I can see your initial confusion.

Houses are often wired floor by floor, ie one circuit for up and one for down sockets etc...

But often, they are wired on a side-to-side basis and this appears to be how yours has been done.
 
What max ampage can the SWA cable I have take? (Details of the cable mentioned in first post). I'm assuming it would be quite high.

If the above is not a limitation, then the next limitation becomes the cabling used that spurs from the lounge through the conservatory and then feeds the SWA cable to garage. As above, think this cable is 2.5mm internal twin and earth. A quick google suggests this can take 27A. This spur does not link back to anywhere. The sockets are all in series like a daisy chain and it just stops on the last one which is the feed to SWA to garage.

The house had a lot of things bodged. I would not be surprised if the 16A MCB was used because it's meant to be a higher one and they swapped it when they installed the shower or something. I'm not about to swap it with a higher one as obviously potentially very dangerous if the internal house wiring can't take it. Is this easy to test myself or do I need an electrician?
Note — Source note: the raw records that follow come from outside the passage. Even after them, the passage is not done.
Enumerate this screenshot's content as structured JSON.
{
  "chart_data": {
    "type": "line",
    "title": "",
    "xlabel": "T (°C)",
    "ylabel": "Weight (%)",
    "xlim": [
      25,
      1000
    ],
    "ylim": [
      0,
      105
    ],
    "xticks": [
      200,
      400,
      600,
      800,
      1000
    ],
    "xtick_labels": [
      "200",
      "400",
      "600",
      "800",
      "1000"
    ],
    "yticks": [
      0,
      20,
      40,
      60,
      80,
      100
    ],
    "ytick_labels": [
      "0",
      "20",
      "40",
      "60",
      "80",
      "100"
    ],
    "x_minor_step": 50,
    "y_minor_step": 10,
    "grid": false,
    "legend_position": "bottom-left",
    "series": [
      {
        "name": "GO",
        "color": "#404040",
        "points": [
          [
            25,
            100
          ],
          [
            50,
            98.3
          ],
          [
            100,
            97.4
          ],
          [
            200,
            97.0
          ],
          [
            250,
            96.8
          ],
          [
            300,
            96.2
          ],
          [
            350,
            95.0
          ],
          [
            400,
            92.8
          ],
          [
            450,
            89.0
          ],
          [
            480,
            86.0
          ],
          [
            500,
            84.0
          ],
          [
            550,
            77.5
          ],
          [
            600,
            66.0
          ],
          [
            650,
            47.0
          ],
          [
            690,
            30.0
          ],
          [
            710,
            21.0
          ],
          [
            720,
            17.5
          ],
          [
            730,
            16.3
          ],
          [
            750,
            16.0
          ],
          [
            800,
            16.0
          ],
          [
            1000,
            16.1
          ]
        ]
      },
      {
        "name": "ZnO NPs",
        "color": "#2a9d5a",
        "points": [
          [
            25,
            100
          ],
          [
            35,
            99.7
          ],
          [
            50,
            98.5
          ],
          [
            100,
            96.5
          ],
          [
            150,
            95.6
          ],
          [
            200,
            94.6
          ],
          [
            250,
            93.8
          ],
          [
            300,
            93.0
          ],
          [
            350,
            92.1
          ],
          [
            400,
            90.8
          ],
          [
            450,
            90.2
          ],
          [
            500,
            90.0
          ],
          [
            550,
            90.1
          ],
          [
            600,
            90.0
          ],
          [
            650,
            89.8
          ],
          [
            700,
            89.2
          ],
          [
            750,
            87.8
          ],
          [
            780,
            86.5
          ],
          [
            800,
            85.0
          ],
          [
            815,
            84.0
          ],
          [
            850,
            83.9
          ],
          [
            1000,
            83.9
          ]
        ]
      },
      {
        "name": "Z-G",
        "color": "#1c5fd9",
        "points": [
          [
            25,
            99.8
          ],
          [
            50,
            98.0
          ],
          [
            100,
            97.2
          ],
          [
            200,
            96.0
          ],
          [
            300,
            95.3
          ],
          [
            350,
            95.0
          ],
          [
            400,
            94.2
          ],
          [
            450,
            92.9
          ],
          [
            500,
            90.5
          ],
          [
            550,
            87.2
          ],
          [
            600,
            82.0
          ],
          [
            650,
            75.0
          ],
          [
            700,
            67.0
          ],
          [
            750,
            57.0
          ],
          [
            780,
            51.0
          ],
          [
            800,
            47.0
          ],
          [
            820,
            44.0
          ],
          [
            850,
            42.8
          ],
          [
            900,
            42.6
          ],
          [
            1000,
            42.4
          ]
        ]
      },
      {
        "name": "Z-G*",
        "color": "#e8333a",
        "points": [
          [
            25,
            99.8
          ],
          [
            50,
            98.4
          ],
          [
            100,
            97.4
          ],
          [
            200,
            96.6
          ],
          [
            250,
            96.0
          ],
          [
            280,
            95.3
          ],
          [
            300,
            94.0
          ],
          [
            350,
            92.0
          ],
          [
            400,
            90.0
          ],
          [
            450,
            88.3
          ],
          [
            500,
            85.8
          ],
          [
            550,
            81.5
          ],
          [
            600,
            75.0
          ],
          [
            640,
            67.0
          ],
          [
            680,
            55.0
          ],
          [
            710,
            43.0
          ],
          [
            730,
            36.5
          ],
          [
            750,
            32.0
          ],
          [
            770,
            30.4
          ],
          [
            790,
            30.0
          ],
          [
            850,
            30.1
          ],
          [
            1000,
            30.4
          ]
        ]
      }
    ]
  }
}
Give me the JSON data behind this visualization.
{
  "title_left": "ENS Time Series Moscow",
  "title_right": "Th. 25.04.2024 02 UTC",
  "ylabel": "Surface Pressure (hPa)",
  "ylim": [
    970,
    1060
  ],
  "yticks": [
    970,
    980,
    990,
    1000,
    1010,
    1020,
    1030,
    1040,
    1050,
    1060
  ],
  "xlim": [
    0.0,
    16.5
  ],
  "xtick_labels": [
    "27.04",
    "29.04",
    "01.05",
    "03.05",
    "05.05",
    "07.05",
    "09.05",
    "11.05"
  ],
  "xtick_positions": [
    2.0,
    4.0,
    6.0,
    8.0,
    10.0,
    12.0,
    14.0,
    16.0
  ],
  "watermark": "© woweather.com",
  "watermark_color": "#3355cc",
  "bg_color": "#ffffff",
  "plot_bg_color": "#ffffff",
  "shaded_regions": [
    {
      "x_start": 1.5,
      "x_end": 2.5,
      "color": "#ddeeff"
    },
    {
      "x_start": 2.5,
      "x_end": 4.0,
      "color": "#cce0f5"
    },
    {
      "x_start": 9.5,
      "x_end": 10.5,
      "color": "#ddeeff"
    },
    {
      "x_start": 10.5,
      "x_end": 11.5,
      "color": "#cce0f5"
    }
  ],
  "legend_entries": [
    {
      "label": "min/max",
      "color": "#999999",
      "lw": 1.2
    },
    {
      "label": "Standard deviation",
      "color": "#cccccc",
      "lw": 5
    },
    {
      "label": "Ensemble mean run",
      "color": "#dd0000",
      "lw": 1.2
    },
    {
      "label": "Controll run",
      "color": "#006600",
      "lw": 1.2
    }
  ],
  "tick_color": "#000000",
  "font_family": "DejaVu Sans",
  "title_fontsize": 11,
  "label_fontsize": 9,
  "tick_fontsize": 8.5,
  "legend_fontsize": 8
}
I think the later.
 
The sockets are all in series like a daisy chain and it just stops on the last one which is the feed to SWA to garage.
That is a radial circuit.

If normal installation methods have been used (buried in the wall) then it could be protected by a 20A (or 25A if available) MCB.

The house had a lot of things bodged. I would not be surprised if the 16A MCB was used because it's meant to be a higher one and they swapped it when they installed the shower or something.
It was probably used because it was sufficient.

I'm not about to swap it with a higher one as obviously potentially very dangerous if the internal house wiring can't take it. Is this easy to test myself or do I need an electrician? I think the later.
Very wise.

Probably the latter but even he may not be able to tell where the cable runs.